GUIDELINES FOR AUTHORS
·
The research article should be 4000-5000 words using Times New Roman Font
size: 12 dpi of Microsoft Word program and systematically prepared.
·
Provide 150 words abstract,
30 words CV and 8 Keywords.
·
Name the file with the main title and author’s name.
·
Use italics for emphasis,
book and journal titles, and foreign words that aren’t in the dictionary.
·
Do not use underlining or bold.
·
Do not insert an extra line of space between each paragraph.
·
Use a single space after the period at the end of sentences as well as
after a colon.
·
Use Subheadings to make your organization clear to your readers. There
should be no need for more than three levels of subheads.
·
Use footnotes in the MLA style using Times New Roman Font size: 10 dpi
of Microsoft Word program
·
For a book:
·
1. Laurie Kain Hart, Time, Religion, and Social Experience in
Rural Greece Lanham, Md.: Rowman & Littlefield, 1992, 242-43.
For a chapter from an edited collection:
2. Gary A. Olson and Evelyn Ashton-Jones, “The Politics
of Gendered Sponsorship: Mentoring in the Academy,” in Gender and Academe, ed. Sara Munson Deats and Lagretta Tallent
Lenker, Lanham, Md.: Rowman & Littlefield, 1994, 231-46.

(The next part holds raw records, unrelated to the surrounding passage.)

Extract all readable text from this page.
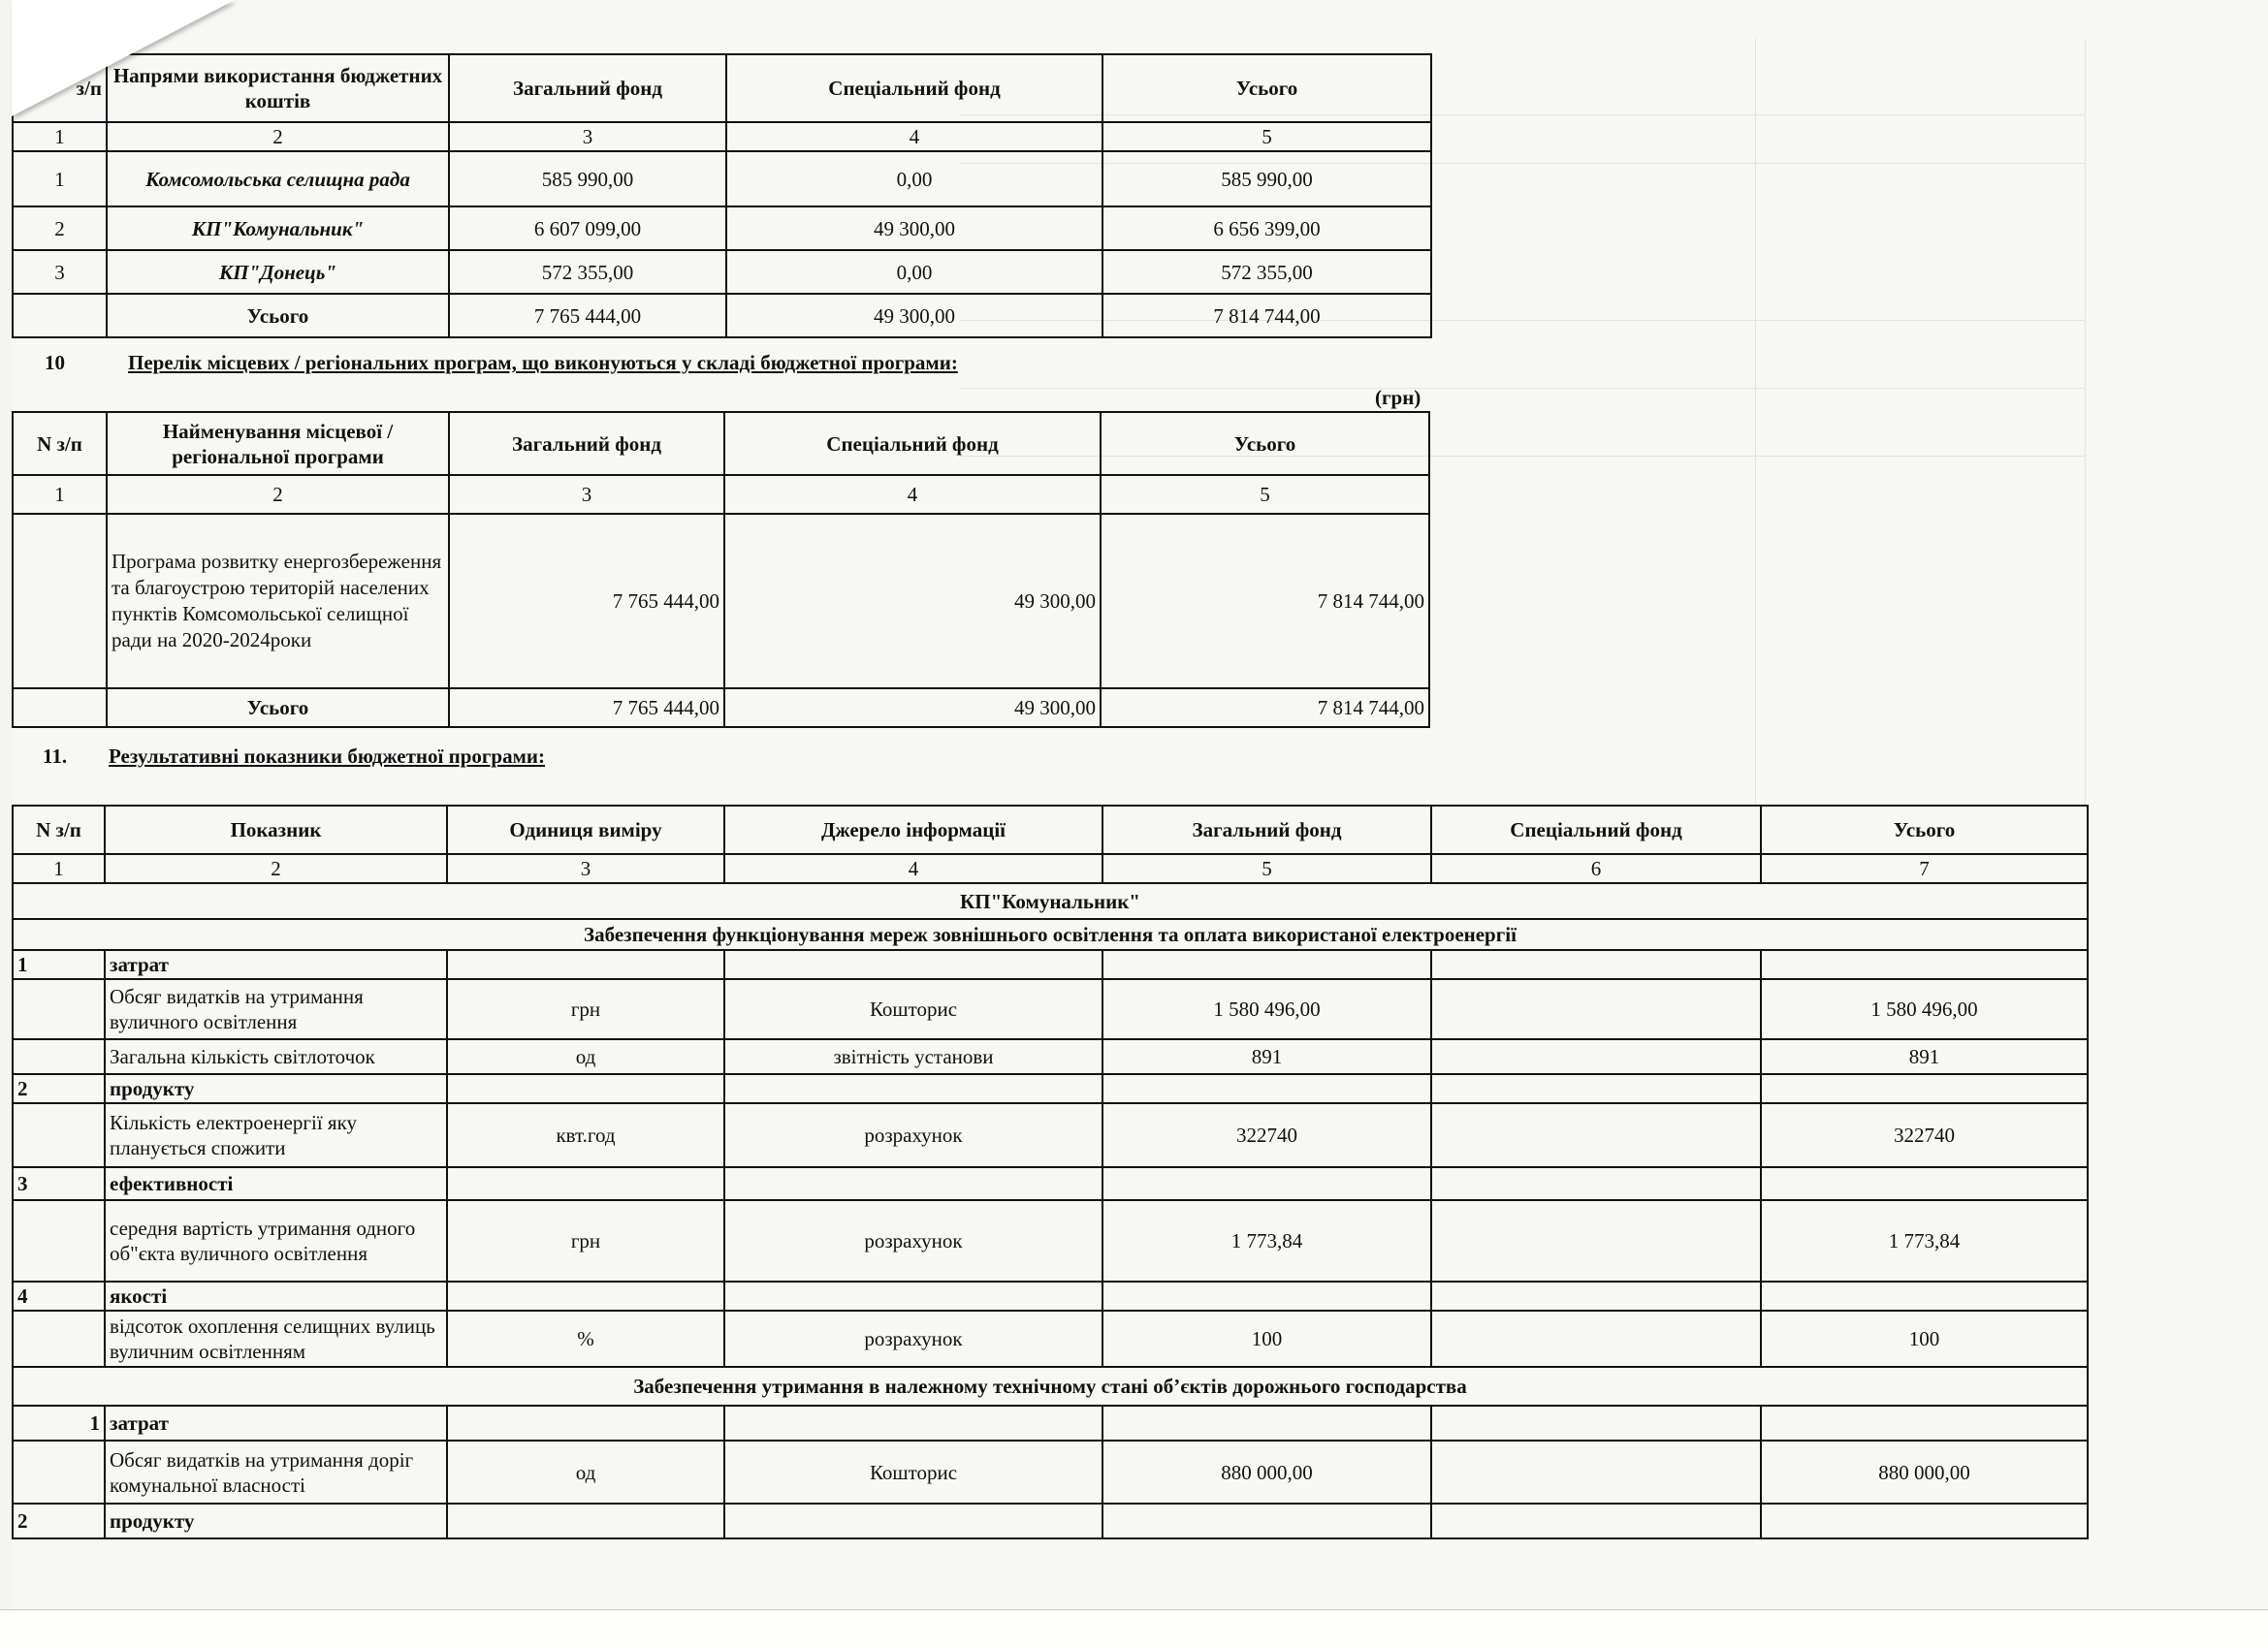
з/п	Напрями використання бюджетних коштів	Загальний фонд	Спеціальний фонд	Усього
1	2	3	4	5
1	Комсомольська селищна рада	585 990,00	0,00	585 990,00
2	КП"Комунальник"	6 607 099,00	49 300,00	6 656 399,00
3	КП"Донець"	572 355,00	0,00	572 355,00
	Усього	7 765 444,00	49 300,00	7 814 744,00
10	Перелік місцевих / регіональних програм, що виконуються у складі бюджетної програми:
(грн)
N з/п	Найменування місцевої / регіональної програми	Загальний фонд	Спеціальний фонд	Усього
1	2	3	4	5
	Програма розвитку енергозбереження та благоустрою територій населених пунктів Комсомольської селищної ради на 2020-2024роки	7 765 444,00	49 300,00	7 814 744,00
	Усього	7 765 444,00	49 300,00	7 814 744,00
11. Результативні показники бюджетної програми:
N з/п	Показник	Одиниця виміру	Джерело інформації	Загальний фонд	Спеціальний фонд	Усього
1	2	3	4	5	6	7
КП"Комунальник"						
Забезпечення функціонування мереж зовнішнього освітлення та оплата використаної електроенергії						
1	затрат					
	Обсяг видатків на утримання вуличного освітлення	грн	Кошторис	1 580 496,00		1 580 496,00
	Загальна кількість світлоточок	од	звітність установи	891		891
2	продукту					
	Кількість електроенергії яку планується спожити	квт.год	розрахунок	322740		322740
3	ефективності					
	середня вартість утримання одного об"єкта вуличного освітлення	грн	розрахунок	1 773,84		1 773,84
4	якості					
	відсоток охоплення селищних вулиць вуличним освітленням	%	розрахунок	100		100
Забезпечення утримання в належному технічному стані об’єктів дорожнього господарства						
1	затрат					
	Обсяг видатків на утримання доріг комунальної власності	од	Кошторис	880 000,00		880 000,00
2	продукту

For an article in a journal:
3. Jane R. Bush, “Rhetoric and the Instinct for Survival,”
Political Perspectives 29, no. 3
(March 1990): 45-53.
For an article in a newspaper:
4. Michael Norman, “The Once-Simple Folk Tale Analyzed by
Academe,” New York Times, 5 March
1984, 15(N).
For a paper read at a conference:
5. Eviatar Zerubavel, “The Benedictine Ethic and the
Spirit of Scheduling” (paper presented at the annual meeting of the
International Society for the Comparative Study of Civilizations, Milwaukee,
Wis., April 1978), 17-19.
For an internet source:
6. Lauren P. Burka, “A Hypertext History of Multi-User
Dimensions,” MUD History 1993,
<http://www.ccs.neu.edu/home/1pb/mud-history.html> (5 Feb. 2007).
(The date the website was accessed is included at the end
of the reference)
For repeated
references to the same work, use short form references after the first
reference. Do not use ibid. and op. cit. Examples:
1. Laurie
Kain Hart, Time, Religion, and Social
Experience in Rural Greece Lanham, Md.: Rowman & Littlefield, 1992,
242-43.
2. Hart, Time,
Religion, 246.
3. Gary A. Olson and Evelyn Ashton-Jones, “The Politics
of Gendered Sponsorship: Mentoring in the Academy,” in Gender and Academe, ed. Sara Munson Deats and Lagretta Tallent
Lenker, Lanham, Md.: Rowman & Littlefield, 1994, 231-46.
4. Olson and Ashton-Jones, “Gendered Sponsorship,” 236.